If you believe this garbage...

With all undue respect, MrBacon, I've actually done medical missionary work in Third World countries, and your "first hand knowledge" must be compared with the facts gathered by those who have been there and gathered the facts themselves.

Africa suffers from 1)female genital mutilation, as well as 2) a very high rate of culturally accepted prostitution and all the other things mentioned by posters in this thread, including 3)preference for "dry sex" (African men, in fact prefer it, because they think its more stimulating.
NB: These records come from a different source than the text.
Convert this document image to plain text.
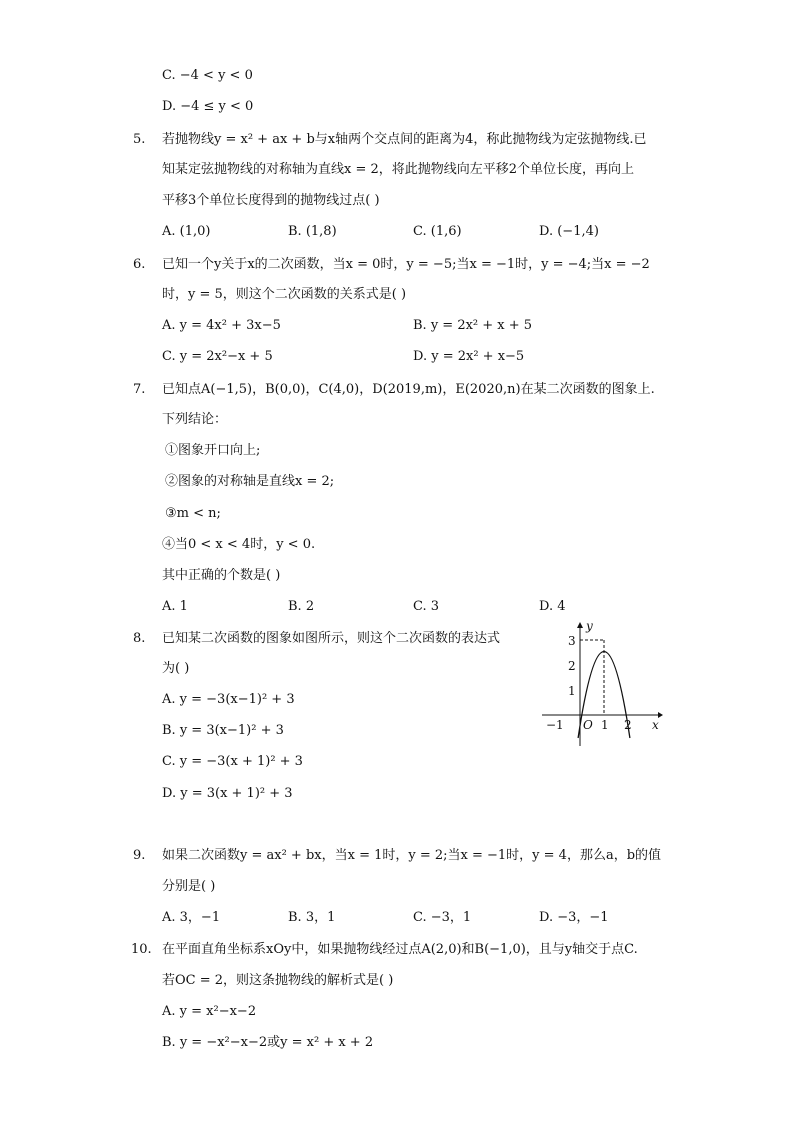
C. −4 < y < 0
D. −4 ≤ y < 0
5. 若抛物线y = x² + ax + b与x轴两个交点间的距离为4，称此抛物线为定弦抛物线.已
知某定弦抛物线的对称轴为直线x = 2，将此抛物线向左平移2个单位长度，再向上
平移3个单位长度得到的抛物线过点( )
A. (1,0)	B. (1,8)	C. (1,6)	D. (−1,4)
6. 已知一个y关于x的二次函数，当x = 0时，y = −5;当x = −1时，y = −4;当x = −2
时，y = 5，则这个二次函数的关系式是( )
A. y = 4x² + 3x−5	B. y = 2x² + x + 5
C. y = 2x²−x + 5	D. y = 2x² + x−5
7. 已知点A(−1,5)，B(0,0)，C(4,0)，D(2019,m)，E(2020,n)在某二次函数的图象上.
下列结论：
①图象开口向上;
②图象的对称轴是直线x = 2;
③m < n;
④当0 < x < 4时，y < 0.
其中正确的个数是( )
A. 1	B. 2	C. 3	D. 4
8. 已知某二次函数的图象如图所示，则这个二次函数的表达式
为( )
A. y = −3(x−1)² + 3
B. y = 3(x−1)² + 3
C. y = −3(x + 1)² + 3
D. y = 3(x + 1)² + 3
y
x
O
3
2
1
−1	1 2
9. 如果二次函数y = ax² + bx，当x = 1时，y = 2;当x = −1时，y = 4，那么a，b的值
分别是( )
A. 3，−1	B. 3，1	C. −3，1	D. −3，−1
10. 在平面直角坐标系xOy中，如果抛物线经过点A(2,0)和B(−1,0)，且与y轴交于点C.
若OC = 2，则这条抛物线的解析式是( )
A. y = x²−x−2
B. y = −x²−x−2或y = x² + x + 2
Women actually use things like laundry detergent to remain "dry" for their mates), 4)highly promiscuous heterosexual sex, 5)preference for anal sex due to female genital mutilation.

This all lead, in the years before AIDS, to very high levels of STDs in general.

Thus the men who paid for prostitutes, their prostitutes themselves, their wives, the multiple sex partners, etc (all well documented, culturally accepted behaviors in much of Africa) all went to the local HEALTH CLINIC for a shot in the behind of cheap anti--biotics, which for many years (before antibiotic resisent strains of STDs emerged) cleared up the rampant STDs.

It is also well know that these clinics are chronically underfunded, and that they have reused needles for injections routinely for decades now.

It is also well know that these same clinics, which are chronically underfunded for routine health concerns, are overflowing with population control money, drugs, and devices.

According to Dr. Stephen Karanja, the former Secretary of the Kenyan Medical Association, “Thousands of the Kenyan people will die of malaria whose treatment costs a few cents, in health facilities whose stores are stacked to the roof with millions of dollars worth of pills, IUDs, Norplant, Depo-Provera, most of which are supplied with American money.”(3)

I can tell you from my own experience in medical missionary work in Haiti that this is absolutely and irrefutably true!

So the important point of the article is that, while millions are spent supplying these countries with contraceptive/abortifacient drugs, devices, and paraphernalia, very little is actually spent on health care.

So in effect, the superabundance of contraceptives/abortifacients (along with the well known fact that acceptance of contraceptives/abortifacients increases dangerous sexual behavior), combined with the scarcity of clean needles/sterilization equipment/procedures/medicines/antibiotics, has played a decisive role in causing this AIDS epidemic to explode among women.

There is certainly validity to the authors's point,

"Women and girls account for such a high percentage of HIV/AIDS victims in Africa because they are infected during procedures designed to disable their reproductive systems and prevent them from conceiving or bearing children."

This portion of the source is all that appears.